What are your early memories of eating cauliflower or broccoli?
My most vivid memory is at my grandparent’s house. Actually, the memory is replicated with each set of grandparents, maternal and paternal. As you wish, you may picture either house – the one heaving with cozy family love matched by Central Queensland humidity or the other, one of the last lovely old houses before urbanisation ate the Redland Bay up like some savage degenerative illness.
Alongside the mashed potatoes and the carrots with mint from garden would be cauliflower or broccoli (to have both would undermine that great Aussie tradition of meat and *three* veg). The poor cauliflower or broccoli would have been boiled for such a long time that it was pallid, quivering and kind of damp. While childhood-me demolished most of the veggies and every last morsel of the fat pork sausages with gusto, the bereft brassicas were eaten out of guilt, politeness or (more likely) in a good-behaviour deal to ensure I got an ample serving of dessert – sweet pineapple and vanilla icecream at the paternal family home or home-baked meringues with icecream and fresh passionfruit at the maternals.
It’s not all bad. I have enjoyed these good brassicas over the years drenched in cheesy bechamel sauce and roasted with breadcrumbs on top. But even a girl addicted to dairy products as I am knows that cauliflower-slash-broccoli cheese must not be the only way to enjoy these great vegetables when there’s a glut of them at food co-op, or when the angel on one shoulder pleads with you at the farmers market to buy more vegetables.

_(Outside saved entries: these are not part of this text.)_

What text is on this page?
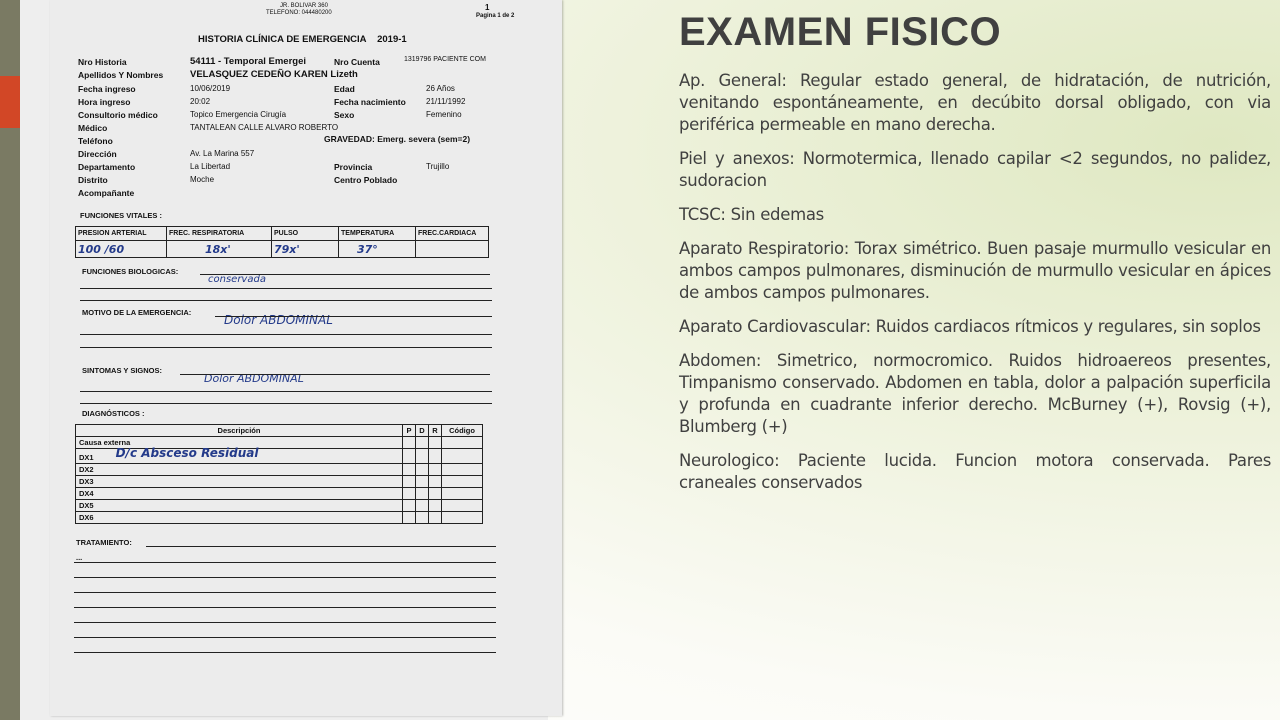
JR. BOLIVAR 360
TELEFONO: 044480200
1
Pagina 1 de 2
HISTORIA CLÍNICA DE EMERGENCIA 2019-1
Nro Historia	54111 - Temporal Emergei	Nro Cuenta	1319796 PACIENTE COM
Apellidos Y Nombres	VELASQUEZ CEDEÑO KAREN Lizeth
Fecha ingreso	10/06/2019	Edad	26 Años
Hora ingreso	20:02	Fecha nacimiento	21/11/1992
Consultorio médico	Topico Emergencia Cirugía	Sexo	Femenino
Médico	TANTALEAN CALLE ALVARO ROBERTO
Teléfono	GRAVEDAD: Emerg. severa (sem=2)
Dirección	Av. La Marina 557
Departamento	La Libertad	Provincia	Trujillo
Distrito	Moche	Centro Poblado
Acompañante
FUNCIONES VITALES :
PRESION ARTERIAL	FREC. RESPIRATORIA	PULSO	TEMPERATURA	FREC.CARDIACA
100 /60	18x'	79x'	37°	
FUNCIONES BIOLOGICAS:
conservada
MOTIVO DE LA EMERGENCIA:
Dolor ABDOMINAL
SINTOMAS Y SIGNOS:
Dolor ABDOMINAL
DIAGNÓSTICOS :
Descripción	P	D	R	Código
Causa externa				
DX1 D/c Absceso Residual				
DX2				
DX3				
DX4				
DX5				
DX6				
TRATAMIENTO:
...
EXAMEN FISICO

Ap. General: Regular estado general, de hidratación, de nutrición, venitando espontáneamente, en decúbito dorsal obligado, con via periférica permeable en mano derecha.

Piel y anexos: Normotermica, llenado capilar <2 segundos, no palidez, sudoracion

TCSC: Sin edemas

Aparato Respiratorio: Torax simétrico. Buen pasaje murmullo vesicular en ambos campos pulmonares, disminución de murmullo vesicular en ápices de ambos campos pulmonares.

Aparato Cardiovascular: Ruidos cardiacos rítmicos y regulares, sin soplos

Abdomen: Simetrico, normocromico. Ruidos hidroaereos presentes, Timpanismo conservado. Abdomen en tabla, dolor a palpación superficila y profunda en cuadrante inferior derecho. McBurney (+), Rovsig (+), Blumberg (+)

Neurologico: Paciente lucida. Funcion motora conservada. Pares craneales conservados
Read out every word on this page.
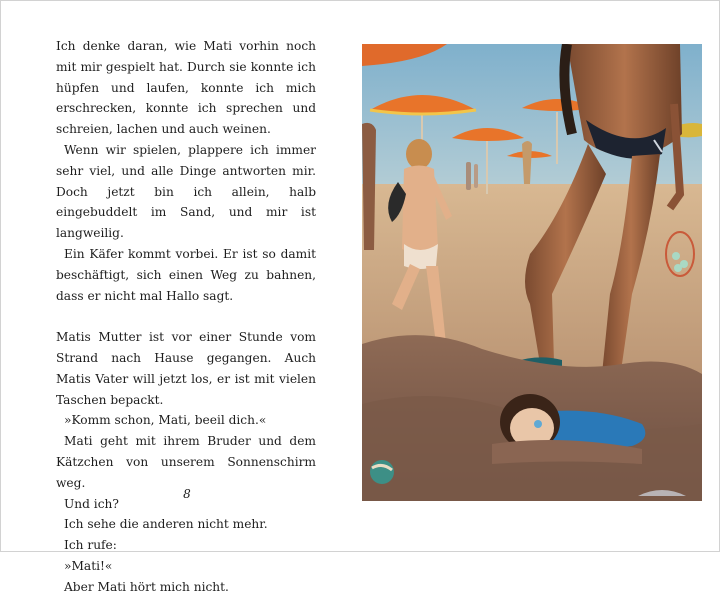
Ich denke daran, wie Mati vorhin noch mit mir gespielt hat. Durch sie konnte ich hüpfen und laufen, konnte ich mich erschrecken, konnte ich sprechen und schreien, lachen und auch weinen.

Wenn wir spielen, plappere ich immer sehr viel, und alle Dinge antworten mir. Doch jetzt bin ich allein, halb eingebuddelt im Sand, und mir ist langweilig.

Ein Käfer kommt vorbei. Er ist so damit beschäftigt, sich einen Weg zu bahnen, dass er nicht mal Hallo sagt.

Matis Mutter ist vor einer Stunde vom Strand nach Hause gegangen. Auch Matis Vater will jetzt los, er ist mit vielen Taschen bepackt.

»Komm schon, Mati, beeil dich.«

Mati geht mit ihrem Bruder und dem Kätzchen von unserem Sonnenschirm weg.

Und ich?

Ich sehe die anderen nicht mehr.

Ich rufe:

»Mati!«

Aber Mati hört mich nicht.

8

Let me share with you the absolute best way I have ever found to eat cauliflower and broccoli:
All you need is olive oil, salt, pepper, an ample amount of cauliflower/broccoli, and a few lemons. You can get fancy with herbs (thyme and parsley are my top tips) and finely grated parmesan cheese if you wish. Heat the oven to medium-hot, and grease a big flat cookie pan with olive oil. Slice the veg into thin slices, which is easiest to do with a mandolin slicer, but a knife would do the trick. If thin slices isn’t working for you, tiny florets are good too. Lay the slices on the baking tray. They will shrink quite a lot so be generous, and don’t worry if they overlap. Drizzle over more olive oil, grind over salt and pepper (and any woody herbs, like thyme, if you’re using them). Roast away, until the edges of the veggies are starting to brown and you can’t wait a moment longer (it’s probably about 30 minutes, but trust your judgement rather than my sketchy sense of timing). In the meantime, juice a lemon or two into a bowl that can easily fit all the cauliflower Add any soft herbs (like parsley) your heart desires, and parmesan if you wish. Bring the piping hot veg out of the oven, tip it carefully into the lemon juice mix, stir and leave for a couple of minutes to soak up all the lemony goodness. This is the perfect snack, a great companion for fish, a lovely part of a mezze platter, and a good alternative to chips.
I had hoped to share a photo, but I have none! It seems that I have been a little over-focussed on eating and under-focussed on food styling when cooking this delicious dish.
For those of you with drab brassica food memories, may this dish provide some timely therapy. Happy cooking!